Andy Guo, an 18-year-old Chinese immigrant, loves driving his red Lamborghini Huracan. He does not love having to share the car with his twin brother, Anky.
“There’s a lot of conflict,” Andy Guo said, as a crowd of admirers gazed at the vehicle and its vanity license plate, “CTGRY 5,” short for the most catastrophic type of hurricane.
The C$360,000 (US$281,600) car was a gift last year from their father, who travels back and forth between Vancouver and China’s Shanxi Province and made his fortune in coal, said Andy Guo, an economics major at the University of British Columbia.
China’s rapid economic rise has turned peasants into billionaires. Many wealthy Chinese are increasingly eager to stow their families — and their riches — in the West, where rule of law, clean air and good schools offer peace of mind, especially for those looking to escape scrutiny from the Chinese Communist Party and an anticorruption campaign that has sent hundreds of rich and powerful people to jail.

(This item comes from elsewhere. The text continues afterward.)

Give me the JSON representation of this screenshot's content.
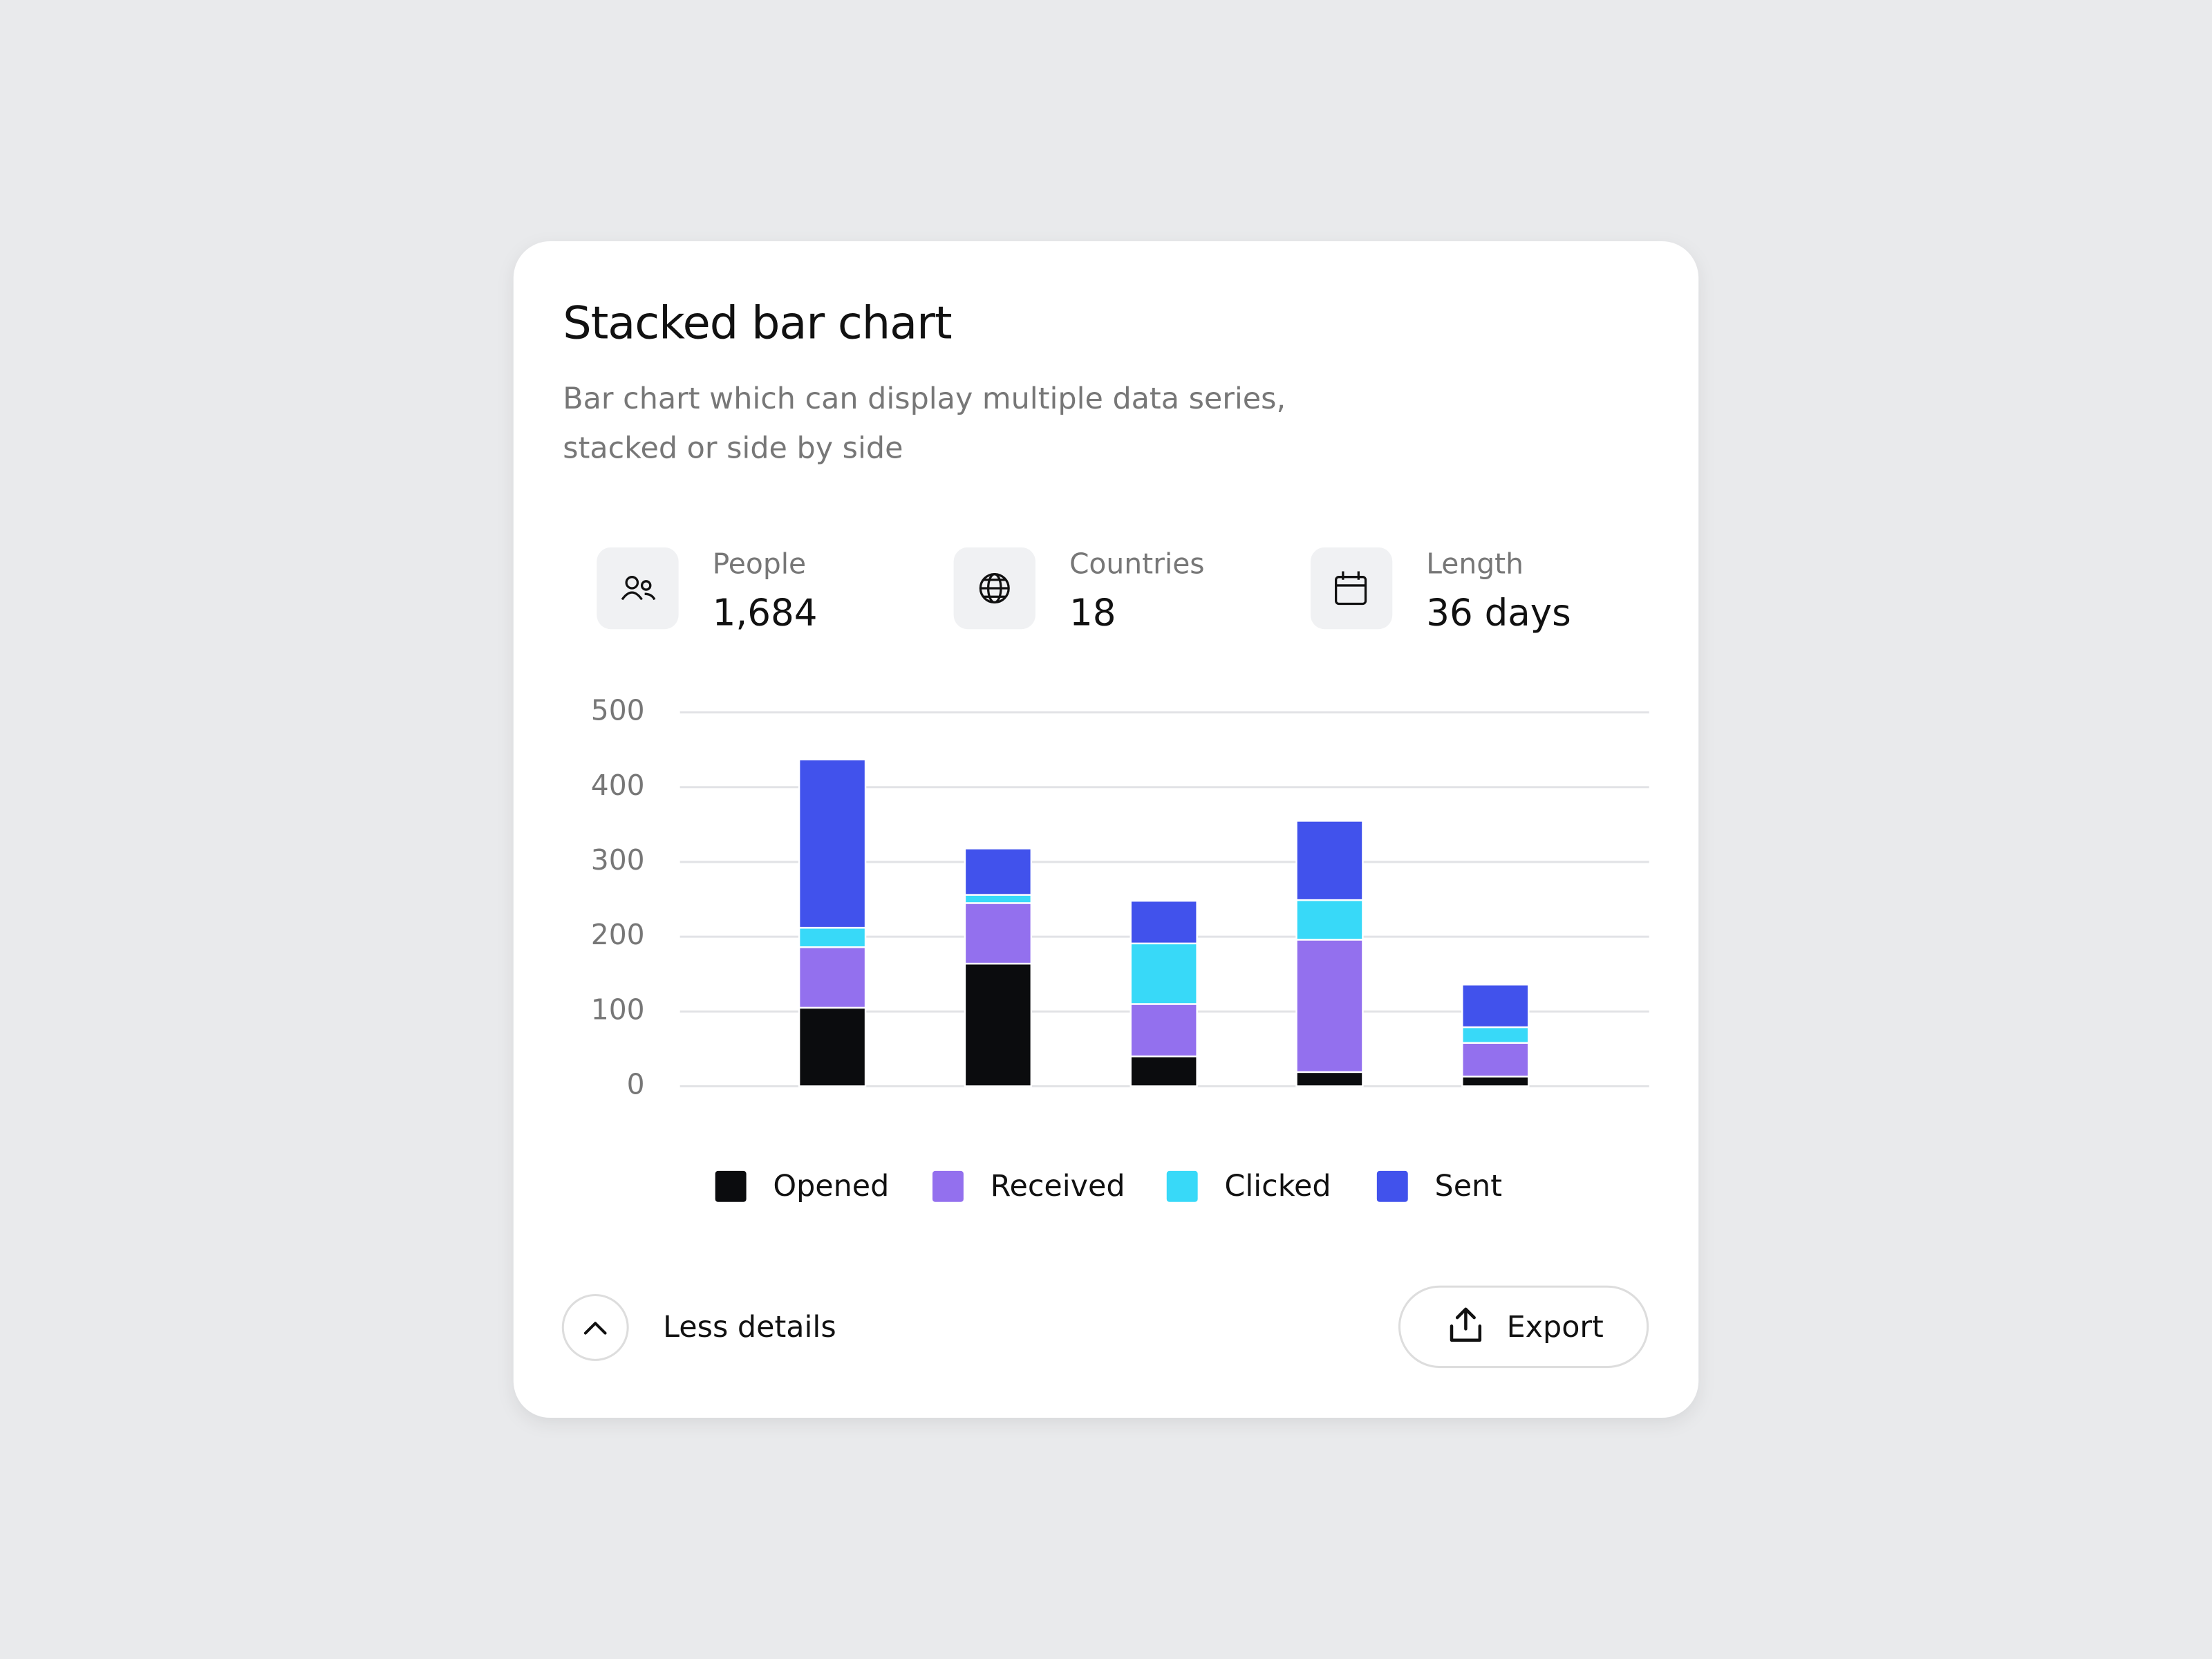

With its relatively weak currency and welcoming immigration policies, Canada has become a top destination for China’s “1 percenters.”
According to Canadian government figures, from 2005 to 2012, at least 37,000 Chinese millionaires took advantage of a now-defunct immigrant investor program to become permanent residents of British Columbia, the province that includes Vancouver.
The metropolitan area of 2.3 million is home to increasing numbers of ethnic-Chinese residents, who made up more than 18 percent of the population in 2011, up from less than 7 percent in 1981, according to government figures.
To the newcomers for whom money seems to be no object, the next purchase after a house is usually a car, and then a few more.
A large number of luxury car dealerships there employ Chinese staff, a testament to the spending power of the city’s newest residents. Last year, there were 2,500 cars worth more than US$150,000 registered in metropolitan Vancouver, up from 1,300 in 2009, according to the Insurance Corp of British Columbia.
Many of Vancouver’s young supercar owners are known as fuerdai (富二代), a Mandarin expression, akin to trust-fund kids, that means “rich second generation.” In China, where super-rich people are widely criticized as being corrupt and materialistic, the term provokes a mix of scorn and envy.
The fuerdai have brought their passion for extravagance to Vancouver. White Lamborghinis are popular among young Chinese women; the men often turn in their leased supercars after a few months for a newer, cooler status symbol.
On a recent evening, an overwhelmingly Chinese crowd of young adults had gathered at an invitation-only Rolls-Royce event to see a new black-and-red Dawn convertible, base price US$402,000. It is the only such car in North America.
Among the curious was Jin Qiao, 20, a baby-faced art student who moved to Vancouver from Beijing six years ago with his mother. During the week, Jin drives one of two Mercedes-Benz SUVs, which he said were better suited for the rigors of daily life.
However, his most prized possession is a US$600,000 Lamborghini Aventador Roadster Galaxy.
Jin, a lanky design major who favors Fendi clothing and gold sneakers, extolled the virtues of exotic cars and was quick to dismiss those who criticized supercar aficionados as ostentatious.
“There are so many rich people in Vancouver, so what’s the point of showing off?” he said.